In case you forgot, Plessy vs. Fergusen (in 1896) proposed that “separate but equal” was allowed. Racial segregation did NOT violate the Fourteenth amendment’s equal protection clause. By the 1950’s, this had been…. let’s called it “pushed the max.”
Then we get Brown vs. Board of Education which is actually a collection of cases all arguing the same thing. “The plaintiffs contend that segregated public schools are not “equal” and cannot be made “equal,” and that hence they are deprived of the equal protection of the laws. ” (Brown vs. Board)
They covered previous cases addressing “separate but equal” AND education issues. The court finally came to a simple determination (9-0 no less).
Separate educational facilities are inherently unequal.Brown v. Board
It isn’t a long opinion, I recommend you go read it.
It didn’t actually say “separate but equal” is unconstitutional. Brown v. Board said as we have seen it applied over the past 60 years proves it impossible for the state to implement equality in education by separation.

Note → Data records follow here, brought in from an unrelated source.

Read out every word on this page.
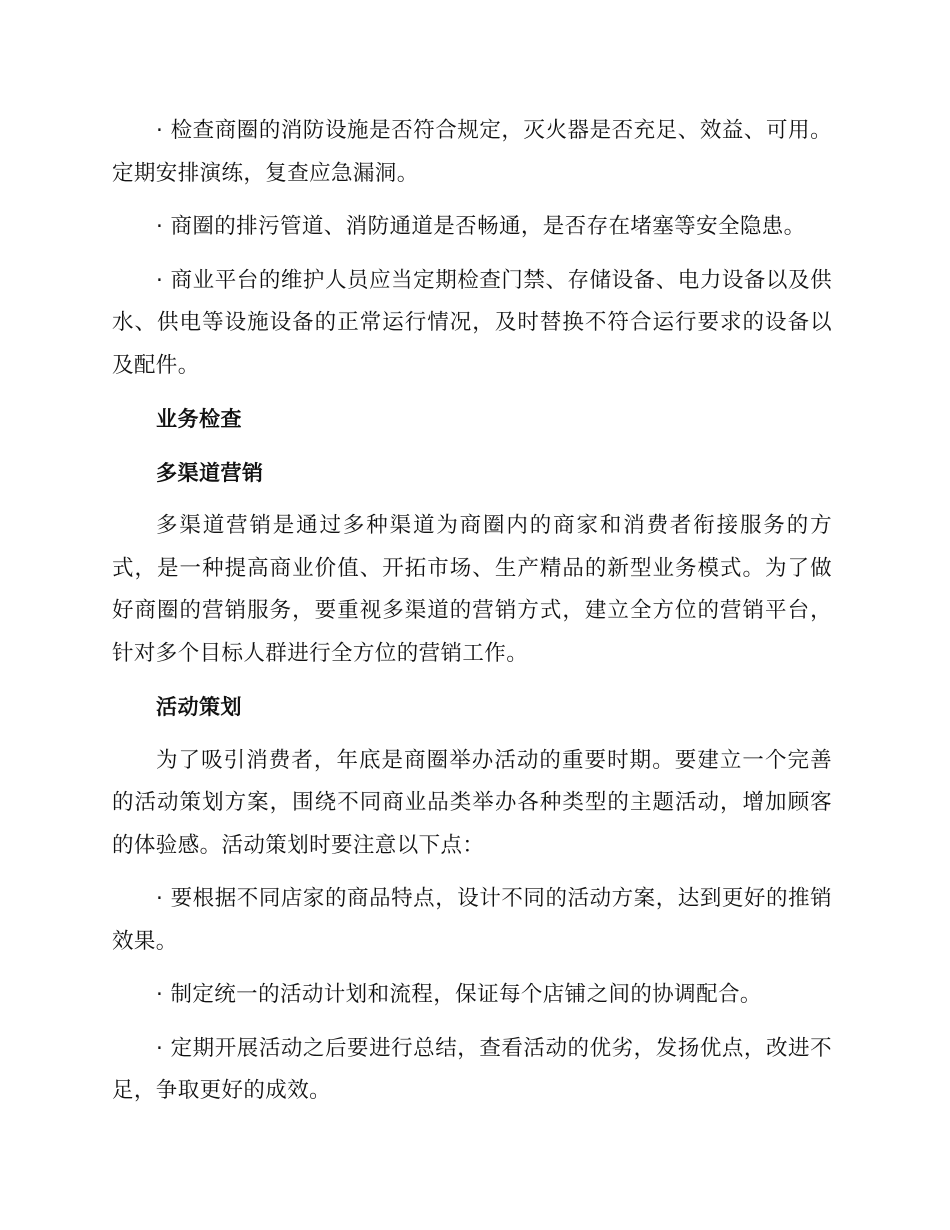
· 检查商圈的消防设施是否符合规定，灭火器是否充足、效益、可用。定期安排演练，复查应急漏洞。

· 商圈的排污管道、消防通道是否畅通，是否存在堵塞等安全隐患。

· 商业平台的维护人员应当定期检查门禁、存储设备、电力设备以及供水、供电等设施设备的正常运行情况，及时替换不符合运行要求的设备以及配件。

业务检查
多渠道营销

多渠道营销是通过多种渠道为商圈内的商家和消费者衔接服务的方式，是一种提高商业价值、开拓市场、生产精品的新型业务模式。为了做好商圈的营销服务，要重视多渠道的营销方式，建立全方位的营销平台，针对多个目标人群进行全方位的营销工作。

活动策划

为了吸引消费者，年底是商圈举办活动的重要时期。要建立一个完善的活动策划方案，围绕不同商业品类举办各种类型的主题活动，增加顾客的体验感。活动策划时要注意以下点：

· 要根据不同店家的商品特点，设计不同的活动方案，达到更好的推销效果。

· 制定统一的活动计划和流程，保证每个店铺之间的协调配合。

· 定期开展活动之后要进行总结，查看活动的优劣，发扬优点，改进不足，争取更好的成效。
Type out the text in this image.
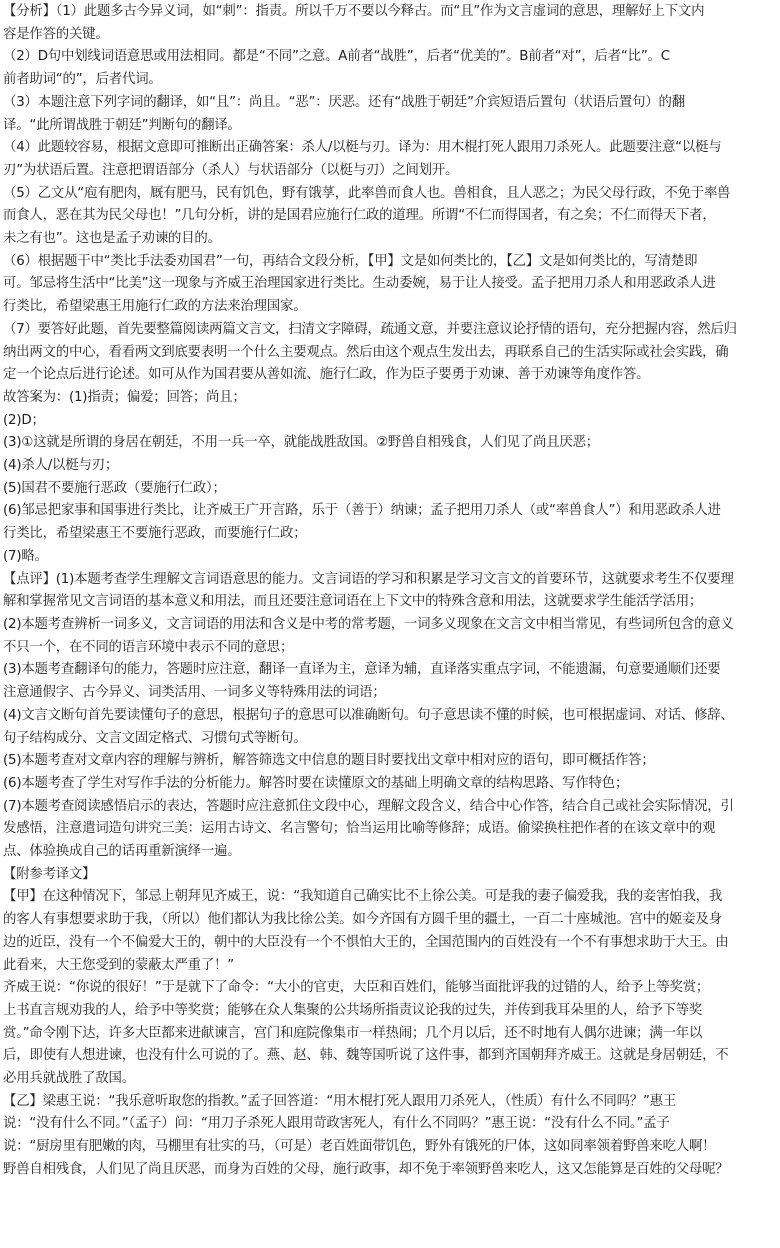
【分析】（1）此题多古今异义词，如“刺”：指责。所以千万不要以今释古。而“且”作为文言虚词的意思，理解好上下文内

容是作答的关键。

（2）D句中划线词语意思或用法相同。都是“不同”之意。A前者“战胜”，后者“优美的”。B前者“对”，后者“比”。C

前者助词“的”，后者代词。

（3）本题注意下列字词的翻译，如“且”：尚且。“恶”：厌恶。还有“战胜于朝廷”介宾短语后置句（状语后置句）的翻

译。“此所谓战胜于朝廷”判断句的翻译。

（4）此题较容易，根据文意即可推断出正确答案：杀人/以梃与刃。译为：用木棍打死人跟用刀杀死人。此题要注意“以梃与

刃”为状语后置。注意把谓语部分（杀人）与状语部分（以梃与刃）之间划开。

（5）乙文从“庖有肥肉，厩有肥马，民有饥色，野有饿莩，此率兽而食人也。兽相食，且人恶之；为民父母行政，不免于率兽

而食人，恶在其为民父母也！”几句分析，讲的是国君应施行仁政的道理。所谓“不仁而得国者，有之矣；不仁而得天下者，

未之有也”。这也是孟子劝谏的目的。

（6）根据题干中“类比手法委劝国君”一句，再结合文段分析，【甲】文是如何类比的，【乙】文是如何类比的，写清楚即

可。邹忌将生活中“比美”这一现象与齐威王治理国家进行类比。生动委婉，易于让人接受。孟子把用刀杀人和用恶政杀人进

行类比，希望梁惠王用施行仁政的方法来治理国家。

（7）要答好此题，首先要整篇阅读两篇文言文，扫清文字障碍，疏通文意，并要注意议论抒情的语句，充分把握内容，然后归

纳出两文的中心，看看两文到底要表明一个什么主要观点。然后由这个观点生发出去，再联系自己的生活实际或社会实践，确

定一个论点后进行论述。如可从作为国君要从善如流、施行仁政，作为臣子要勇于劝谏、善于劝谏等角度作答。

故答案为：(1)指责；偏爱；回答；尚且；

(2)D；

(3)①这就是所谓的身居在朝廷，不用一兵一卒，就能战胜敌国。②野兽自相残食，人们见了尚且厌恶；

(4)杀人/以梃与刃；

(5)国君不要施行恶政（要施行仁政）；

(6)邹忌把家事和国事进行类比，让齐威王广开言路，乐于（善于）纳谏；孟子把用刀杀人（或“率兽食人”）和用恶政杀人进

行类比，希望梁惠王不要施行恶政，而要施行仁政；

(7)略。

【点评】(1)本题考查学生理解文言词语意思的能力。文言词语的学习和积累是学习文言文的首要环节，这就要求考生不仅要理

解和掌握常见文言词语的基本意义和用法，而且还要注意词语在上下文中的特殊含意和用法，这就要求学生能活学活用；

(2)本题考查辨析一词多义，文言词语的用法和含义是中考的常考题，一词多义现象在文言文中相当常见，有些词所包含的意义

不只一个，在不同的语言环境中表示不同的意思；

(3)本题考查翻译句的能力，答题时应注意，翻译一直译为主，意译为辅，直译落实重点字词，不能遗漏，句意要通顺们还要

注意通假字、古今异义、词类活用、一词多义等特殊用法的词语；

(4)文言文断句首先要读懂句子的意思，根据句子的意思可以准确断句。句子意思读不懂的时候，也可根据虚词、对话、修辞、

句子结构成分、文言文固定格式、习惯句式等断句。

(5)本题考查对文章内容的理解与辨析，解答筛选文中信息的题目时要找出文章中相对应的语句，即可概括作答；

(6)本题考查了学生对写作手法的分析能力。解答时要在读懂原文的基础上明确文章的结构思路、写作特色；

(7)本题考查阅读感悟启示的表达，答题时应注意抓住文段中心，理解文段含义，结合中心作答，结合自己或社会实际情况，引

发感悟，注意遣词造句讲究三美：运用古诗文、名言警句；恰当运用比喻等修辞；成语。偷梁换柱把作者的在该文章中的观

点、体验换成自己的话再重新演绎一遍。

【附参考译文】

【甲】在这种情况下，邹忌上朝拜见齐威王，说：“我知道自己确实比不上徐公美。可是我的妻子偏爱我，我的妾害怕我，我

的客人有事想要求助于我，（所以）他们都认为我比徐公美。如今齐国有方圆千里的疆土，一百二十座城池。宫中的姬妾及身

边的近臣，没有一个不偏爱大王的，朝中的大臣没有一个不惧怕大王的，全国范围内的百姓没有一个不有事想求助于大王。由

此看来，大王您受到的蒙蔽太严重了！”

齐威王说：“你说的很好！”于是就下了命令：“大小的官吏，大臣和百姓们，能够当面批评我的过错的人，给予上等奖赏；

上书直言规劝我的人，给予中等奖赏；能够在众人集聚的公共场所指责议论我的过失，并传到我耳朵里的人，给予下等奖

赏。”命令刚下达，许多大臣都来进献谏言，宫门和庭院像集市一样热闹；几个月以后，还不时地有人偶尔进谏；满一年以

后，即使有人想进谏，也没有什么可说的了。燕、赵、韩、魏等国听说了这件事，都到齐国朝拜齐威王。这就是身居朝廷，不

必用兵就战胜了敌国。

【乙】梁惠王说：“我乐意听取您的指教。”孟子回答道：“用木棍打死人跟用刀杀死人，（性质）有什么不同吗？”惠王

说：“没有什么不同。”（孟子）问：“用刀子杀死人跟用苛政害死人，有什么不同吗？”惠王说：“没有什么不同。”孟子

说：“厨房里有肥嫩的肉，马棚里有壮实的马，（可是）老百姓面带饥色，野外有饿死的尸体，这如同率领着野兽来吃人啊！

野兽自相残食，人们见了尚且厌恶，而身为百姓的父母，施行政事，却不免于率领野兽来吃人，这又怎能算是百姓的父母呢？
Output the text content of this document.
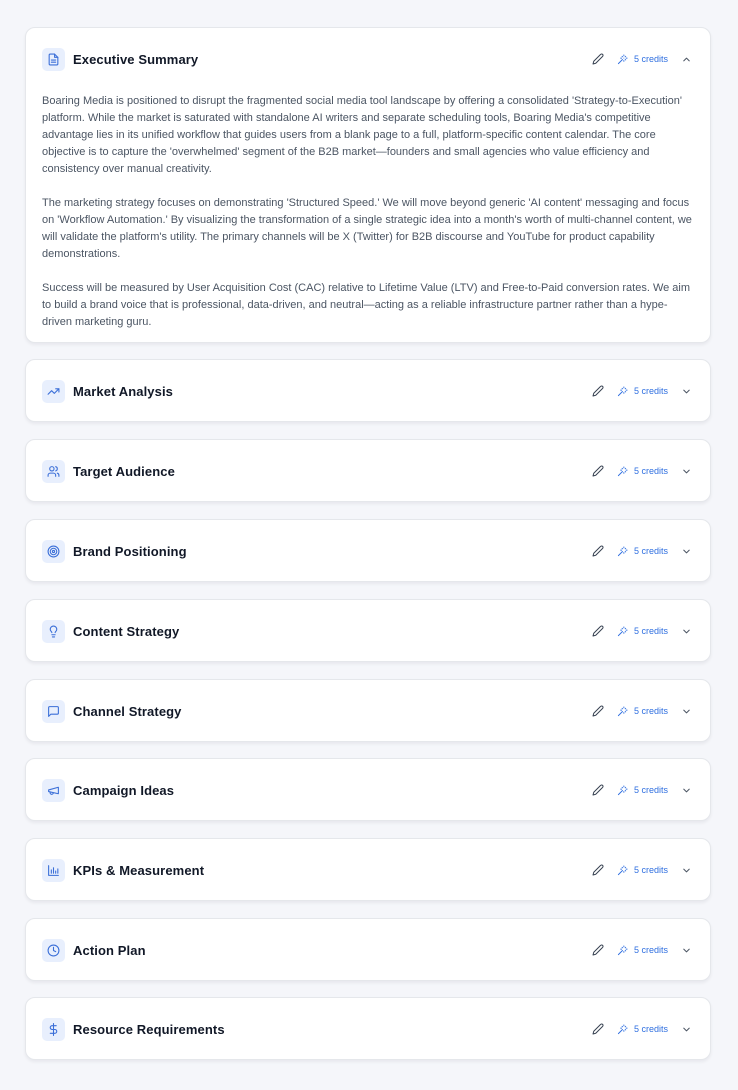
Executive Summary	5 credits

Boaring Media is positioned to disrupt the fragmented social media tool landscape by offering a consolidated 'Strategy-to-Execution' platform. While the market is saturated with standalone AI writers and separate scheduling tools, Boaring Media's competitive advantage lies in its unified workflow that guides users from a blank page to a full, platform-specific content calendar. The core objective is to capture the 'overwhelmed' segment of the B2B market—founders and small agencies who value efficiency and consistency over manual creativity.

The marketing strategy focuses on demonstrating 'Structured Speed.' We will move beyond generic 'AI content' messaging and focus on 'Workflow Automation.' By visualizing the transformation of a single strategic idea into a month's worth of multi-channel content, we will validate the platform's utility. The primary channels will be X (Twitter) for B2B discourse and YouTube for product capability demonstrations.

Success will be measured by User Acquisition Cost (CAC) relative to Lifetime Value (LTV) and Free-to-Paid conversion rates. We aim to build a brand voice that is professional, data-driven, and neutral—acting as a reliable infrastructure partner rather than a hype-driven marketing guru.

Market Analysis	5 credits
Target Audience	5 credits
Brand Positioning	5 credits
Content Strategy	5 credits
Channel Strategy	5 credits
Campaign Ideas	5 credits
KPIs & Measurement	5 credits
Action Plan	5 credits
Resource Requirements	5 credits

The decision last week overturning Roe didn’t even try to make an argument that the original decision was constitutional. In fact:
We hold that Roe and Casey must be overruled. The Constitution makes no reference to abortion, and no such right is implicitly protected by any constitutional provision, including the one on which the defenders of Roe and Casey now chiefly rely—the Due Process Clause of the Fourteenth Amendment.Dobbs v. Jackson Women’s Health Organization
They outright say that the concept of Stare decisis (precedence) “does not compel unending adherence” ummmm…. what?? That is literally the basis of our legal system.
This is decision is infuriating because it takes a right from people. It endangers every decision of the past because apparently this slate of judges don’t believe in precedence. And this doesn’t even touch on Thomas’s concurrence where he outright says he wants to throw out ALL the cases which rely on due process protection: Griswold (contraceptives), Lawrence (same-sex relationships), and Obergefell (same-sex marriage).